Our resident master gardener, Pat Thomson, found the following article regarding the treatments for the Emerald Ash Borer: www.agr.state.il.us/eab/PDFs_for_web/Insecticides/Insecticide_plan.pdf

If a tree has lost more than 50 percent of its canopy, it is probably too late to save the tree. Studies have shown that it is best to begin using insecticides while ash trees are still relatively healthy. This is because most of the insecticides used for EAB control act systemically — the insecticide must be transported within the tree. In other words, a tree must be healthy enough to carry a systemic insecticide up the trunk and into the branches and canopy. When EAB larvae feed, their galleries injure the plant’s circulatory system. This interferes with the ability of the tree to transport nutrients and water, as well as insecticides. As a tree becomes more and more infested, the injury becomes more severe. Large branches or even the trunk can be girdled by the larval galleries.

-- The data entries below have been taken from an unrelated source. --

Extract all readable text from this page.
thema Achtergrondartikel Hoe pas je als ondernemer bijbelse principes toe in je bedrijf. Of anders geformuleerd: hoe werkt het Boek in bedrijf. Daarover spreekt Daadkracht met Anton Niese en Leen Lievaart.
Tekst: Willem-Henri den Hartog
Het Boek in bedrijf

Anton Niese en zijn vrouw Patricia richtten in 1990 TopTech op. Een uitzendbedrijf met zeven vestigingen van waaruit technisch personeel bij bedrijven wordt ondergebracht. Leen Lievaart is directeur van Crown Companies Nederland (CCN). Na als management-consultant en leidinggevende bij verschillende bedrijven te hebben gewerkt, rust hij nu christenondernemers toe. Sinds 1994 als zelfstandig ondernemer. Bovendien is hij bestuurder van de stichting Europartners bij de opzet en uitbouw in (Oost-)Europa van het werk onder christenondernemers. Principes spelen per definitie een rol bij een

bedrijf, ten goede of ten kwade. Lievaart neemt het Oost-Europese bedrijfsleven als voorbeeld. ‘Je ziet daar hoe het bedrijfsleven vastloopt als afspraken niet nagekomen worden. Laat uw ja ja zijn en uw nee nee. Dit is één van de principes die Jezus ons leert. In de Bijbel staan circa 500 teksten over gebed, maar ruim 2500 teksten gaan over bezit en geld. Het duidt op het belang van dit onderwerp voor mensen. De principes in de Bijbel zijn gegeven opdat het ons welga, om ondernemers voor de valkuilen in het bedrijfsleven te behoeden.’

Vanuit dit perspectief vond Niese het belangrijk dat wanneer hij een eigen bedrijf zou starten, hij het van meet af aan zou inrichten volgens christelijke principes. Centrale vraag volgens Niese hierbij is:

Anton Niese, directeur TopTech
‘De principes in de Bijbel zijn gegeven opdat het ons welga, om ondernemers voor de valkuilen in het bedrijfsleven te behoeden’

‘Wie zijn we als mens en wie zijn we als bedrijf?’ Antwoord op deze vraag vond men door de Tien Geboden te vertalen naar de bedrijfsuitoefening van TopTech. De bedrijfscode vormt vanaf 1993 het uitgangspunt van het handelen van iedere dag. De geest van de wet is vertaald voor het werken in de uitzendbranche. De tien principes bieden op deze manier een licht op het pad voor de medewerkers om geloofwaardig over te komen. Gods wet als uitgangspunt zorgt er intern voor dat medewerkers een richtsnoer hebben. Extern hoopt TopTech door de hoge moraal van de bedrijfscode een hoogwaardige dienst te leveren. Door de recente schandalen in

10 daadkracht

Studies have also shown that if the canopy of a tree is already declining when insecticide treatments are initiated, the condition of the tree may continue to deteriorate during the first year of treatment. In many cases, the tree canopy will begin to improve in the second year of treatment. This lag in the reversal of canopy decline probably reflects the time needed for the tree to repair its vascular system after the EAB infestation has been reduced.

Here’s the “executive summary”: if a tree has been treated for the Emerald Ash Borer, it may take more than one year’s treatment before there are visible signs of improvement in the tree’s appearance. It takes time for the treatment to fully circulate.

If a tree has already lost more than half of it’s canopy, it isn’t a good candidate for beginning treatment.